Aus einer Selbsthilfeinitiative entwickelte sie sich zu einer Sekte, in der die Mitglieder bereit waren, sich zwangsweise Vasektomien zu unterziehen und versuchten, ihre Kritiker zu ermorden.
In den 1970er Jahren erließ Dederich bizarre Auflagen, wie z. B. das Rasieren der Köpfe, strenge Diäten und Trainingsprogramme. Männer wurden zu Vasektomien gedrängt, Frauen zu Abtreibungen. Kinder wurden von ihren Eltern getrennt und zu erschöpfender Arbeit gezwungen.
1978 machte Synanon Schlagzeilen, als der Anwalt Paul Morantz fast an einem Klapperschlangenbiss starb, der von Sektenmitgliedern in seinen Briefkasten gelegt worden war.
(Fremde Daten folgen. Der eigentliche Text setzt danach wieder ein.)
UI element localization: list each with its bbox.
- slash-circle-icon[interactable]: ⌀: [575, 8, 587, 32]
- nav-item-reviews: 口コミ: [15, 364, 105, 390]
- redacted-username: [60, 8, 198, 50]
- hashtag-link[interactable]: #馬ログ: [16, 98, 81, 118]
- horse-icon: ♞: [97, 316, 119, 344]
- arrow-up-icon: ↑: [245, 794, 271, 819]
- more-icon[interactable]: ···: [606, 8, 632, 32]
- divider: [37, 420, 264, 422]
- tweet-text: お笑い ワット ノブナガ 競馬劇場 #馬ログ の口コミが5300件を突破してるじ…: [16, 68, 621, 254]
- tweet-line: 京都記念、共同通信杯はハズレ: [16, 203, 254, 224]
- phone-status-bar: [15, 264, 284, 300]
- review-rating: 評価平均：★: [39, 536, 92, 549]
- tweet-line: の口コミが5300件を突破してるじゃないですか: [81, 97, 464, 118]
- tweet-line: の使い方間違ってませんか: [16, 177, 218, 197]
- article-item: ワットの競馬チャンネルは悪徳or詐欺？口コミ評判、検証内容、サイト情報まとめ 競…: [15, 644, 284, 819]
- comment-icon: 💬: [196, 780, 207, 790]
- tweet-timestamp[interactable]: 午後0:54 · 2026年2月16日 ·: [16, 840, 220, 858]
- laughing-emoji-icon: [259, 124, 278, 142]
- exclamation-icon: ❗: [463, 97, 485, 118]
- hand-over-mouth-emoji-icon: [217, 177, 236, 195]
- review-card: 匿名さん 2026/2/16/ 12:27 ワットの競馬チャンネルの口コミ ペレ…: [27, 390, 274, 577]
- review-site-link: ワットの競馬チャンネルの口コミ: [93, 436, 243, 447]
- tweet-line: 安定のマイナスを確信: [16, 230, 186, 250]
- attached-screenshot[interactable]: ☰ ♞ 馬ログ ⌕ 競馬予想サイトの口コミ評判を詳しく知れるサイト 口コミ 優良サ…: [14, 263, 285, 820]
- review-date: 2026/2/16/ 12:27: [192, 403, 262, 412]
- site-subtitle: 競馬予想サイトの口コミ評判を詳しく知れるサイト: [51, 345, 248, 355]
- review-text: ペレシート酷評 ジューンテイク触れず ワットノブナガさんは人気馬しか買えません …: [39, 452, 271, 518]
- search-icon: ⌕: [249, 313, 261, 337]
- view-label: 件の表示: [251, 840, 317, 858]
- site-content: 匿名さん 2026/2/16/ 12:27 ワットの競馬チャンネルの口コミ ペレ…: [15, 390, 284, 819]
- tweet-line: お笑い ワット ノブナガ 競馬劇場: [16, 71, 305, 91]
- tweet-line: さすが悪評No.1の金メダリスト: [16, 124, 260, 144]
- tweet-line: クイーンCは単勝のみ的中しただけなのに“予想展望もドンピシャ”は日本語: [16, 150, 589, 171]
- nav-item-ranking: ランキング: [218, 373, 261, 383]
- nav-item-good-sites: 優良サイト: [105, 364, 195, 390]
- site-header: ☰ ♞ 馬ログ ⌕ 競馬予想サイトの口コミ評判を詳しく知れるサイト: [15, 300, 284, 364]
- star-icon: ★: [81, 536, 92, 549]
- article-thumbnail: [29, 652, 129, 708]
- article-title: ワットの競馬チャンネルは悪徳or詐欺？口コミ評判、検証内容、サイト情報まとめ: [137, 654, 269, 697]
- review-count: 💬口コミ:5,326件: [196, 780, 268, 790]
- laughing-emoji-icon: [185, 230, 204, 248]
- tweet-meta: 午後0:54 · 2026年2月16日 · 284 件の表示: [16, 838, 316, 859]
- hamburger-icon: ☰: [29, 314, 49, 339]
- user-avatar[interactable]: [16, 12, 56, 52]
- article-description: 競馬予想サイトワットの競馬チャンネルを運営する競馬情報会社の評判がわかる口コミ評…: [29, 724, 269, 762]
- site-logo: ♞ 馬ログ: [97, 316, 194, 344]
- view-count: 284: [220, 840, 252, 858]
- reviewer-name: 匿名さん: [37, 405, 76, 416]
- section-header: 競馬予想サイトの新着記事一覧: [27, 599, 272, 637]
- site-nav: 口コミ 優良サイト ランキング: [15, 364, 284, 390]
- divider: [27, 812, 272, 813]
Im Jahr 2023 wurde der Dokumentarfilm "The Synanon Fix" unter der Regie von Rory Kennedy veröffentlicht, der die Transformation der Gruppe von der Utopie zu Gewalt und Manipulation schildert. Der Drehbuchautor Mark Bailey betonte die Gefahr des ungezügelten Einflusses von Dederich auf die Synanon-Mitglieder.
Der Dokumentarfilm enthält Archivaufnahmen und Zeugenaussagen ehemaliger Mitglieder, die die Praktiken der Gruppe und die autoritäre Führung von Dederich offenbaren.